The environment is highly customizable, see the environment constructor for more info.

### Action Space
ProcGrid Traffic Gym has a `Discrete(9)` action space.

| Value | Meaning                   |
|-------|---------------------------|
| 0     | accelerate left and up    |
| 1     | accelerate left           |
| 2     | accelerate left and down  |
| 3     | accelerate up             |
| 4     | don't accelerate          |
| 5     | accelerate down           |
| 6     | accelerate right and up   |
| 7     | accelerate right          |
| 8     | accelerate right and down |

### Observation Space
ProcGrid Traffic Gym has a `Dict` observation space that shows the 9x9 area the agent currently is inside or, if a sliding observation window is used, a area of the specified size centered on the agent.
| Key | Type | Explanation |
|-----|------|-------------|
| "position" | `MultiDiscrete` | The x and y position of the agent within the observation window or, if a sliding observation window is used, always `(0, 0)`. |
| "velocity" | `Box` | The velocity of the agent in x and y direction. |
| "map" | `Dict` | The current observation window. The keys are the name of the features (`"walls"`, `"goals"`, `"ice"`, `"broken road"`, `"sand"`, and `"traffic"`). Each item is a `MultiBinary` that encodes that feature as a hot one encoding. |
| "next_subgoal_direction" | `Discrete(5)` | The direction of the next subgoal or `-1` if there is no next subgoal (most likely because the agent took a wrong turn). __This is disabled by default. It can be enabled with the `use_next_subgoal_direction` argument of the environment constructor.__|

Most reinforcement learning implementations can't deal with `Dict` observations directly, thus it might be necessary to flatten the observations. This is easily doable with the `gymnasium.wrappers.FlattenObservation` wrapper:
```python
from gymnasium.wrappers import FlattenObservation
env = FlattenObservation(env)
```

### Reward
Crossing a subgoal is rewarded with `+100 / number of subgoals` as is finishing the whole map. Moving into a wall or traffic is punished with `-100` and ends the episode. Standing still or moving to a already visited position can also penalized but is not per default.

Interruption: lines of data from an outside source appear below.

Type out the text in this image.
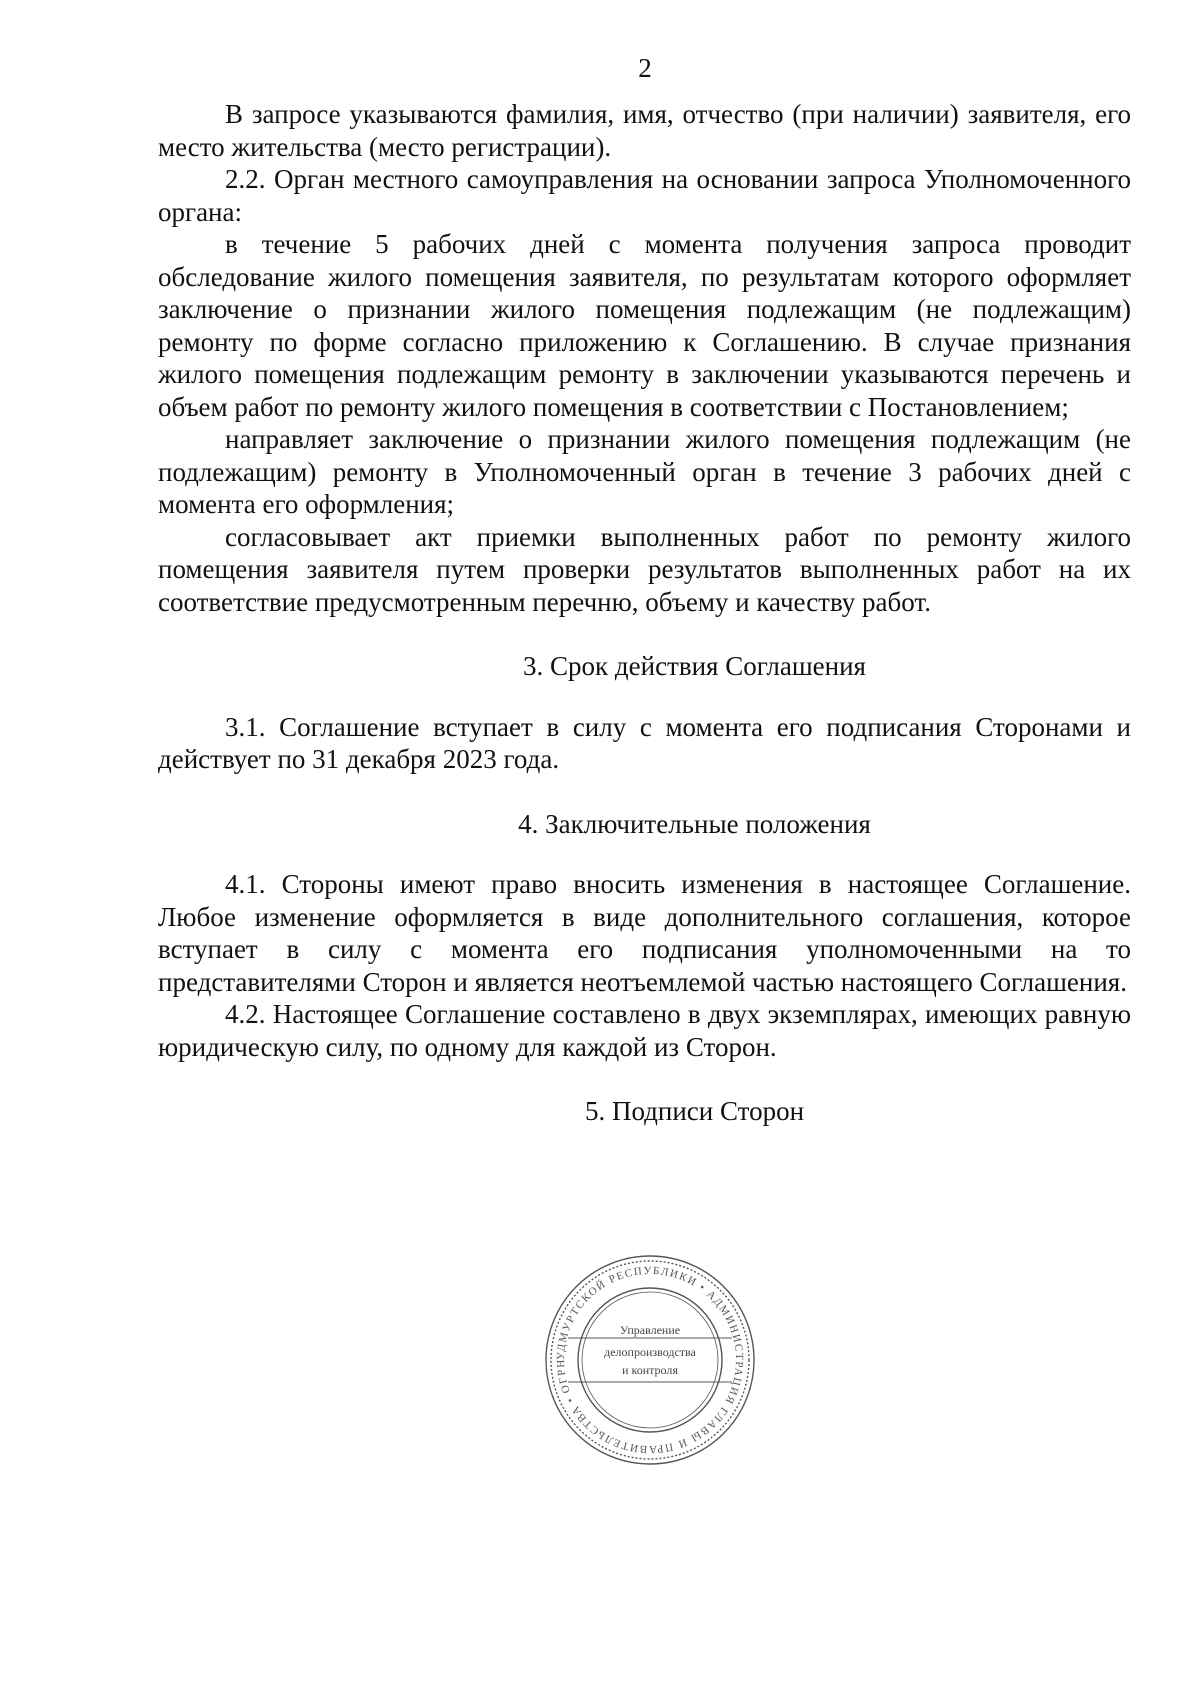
2

В запросе указываются фамилия, имя, отчество (при наличии) заявителя, его место жительства (место регистрации).

2.2. Орган местного самоуправления на основании запроса Уполномоченного органа:

в течение 5 рабочих дней с момента получения запроса проводит обследование жилого помещения заявителя, по результатам которого оформляет заключение о признании жилого помещения подлежащим (не подлежащим) ремонту по форме согласно приложению к Соглашению. В случае признания жилого помещения подлежащим ремонту в заключении указываются перечень и объем работ по ремонту жилого помещения в соответствии с Постановлением;

направляет заключение о признании жилого помещения подлежащим (не подлежащим) ремонту в Уполномоченный орган в течение 3 рабочих дней с момента его оформления;

согласовывает акт приемки выполненных работ по ремонту жилого помещения заявителя путем проверки результатов выполненных работ на их соответствие предусмотренным перечню, объему и качеству работ.

3. Срок действия Соглашения

3.1. Соглашение вступает в силу с момента его подписания Сторонами и действует по 31 декабря 2023 года.

4. Заключительные положения

4.1. Стороны имеют право вносить изменения в настоящее Соглашение. Любое изменение оформляется в виде дополнительного соглашения, которое вступает в силу с момента его подписания уполномоченными на то представителями Сторон и является неотъемлемой частью настоящего Соглашения.

4.2. Настоящее Соглашение составлено в двух экземплярах, имеющих равную юридическую силу, по одному для каждой из Сторон.

5. Подписи Сторон

УДМУРТСКОЙ РЕСПУБЛИКИ • АДМИНИСТРАЦИЯ ГЛАВЫ И ПРАВИТЕЛЬСТВА • ОГРН
Управление
делопроизводства
и контроля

The reward values for each of this can be customized.

### Render modes
| Name | Explanation |
|------|-------------|
| human | `render()` returns `None` but a pygame window showing the environment is opened automatically when `step()` is called. |
| rgb_array | `render()` returns a `np.array` representing a image. |
| pil_image| `render()` returns a `PIL.Image.Image`, useful for displaying inside jupiter notebooks. |

### Obstacles
| Name | Effect |
|------|--------|
| Ice | When driving over a square with ice, there is a chance the agent moves in a random direction instead of the expected one. |
| Sand | When driving over sand, there is a chance that the agent is slowed, as the velocity is reset to 0. |
| Broken road | When driving over broken road, there is a chance for the agent to get a flat tire. This slows the agent down, as the velocity is reset to 0 every step. A flat tire lasts until the end of the episode.|

## Version History
### v0.1.0
- initial release
### v0.2.0
- Sand now slows down with a customizable probability (default 20%) instead of always.
- Bump environment version to v1 because the changes impact reproducibility with earlier versions.
### v0.3.0
- The x and y coordinates of observations are no longer swapped. This was the case for historical reasons but serves no use any more.
- Adds the option to use a sliding observation window of variable size.
- Adds the option to use the direction of the next subgoal as a additional observation.
- Bump environment version to v2 because the changes impact reproducibility with earlier versions.
### v0.3.1
- Fix bug that made it impossible to save a map as a file.
### v0.4.0
- Adds the option to have the start and goal of a map at custom or random positions.
- Bump environment version to v3 because the changes impact reproducibility with earlier versions.
- Update dependencies to allow for use with python versions ^3.10.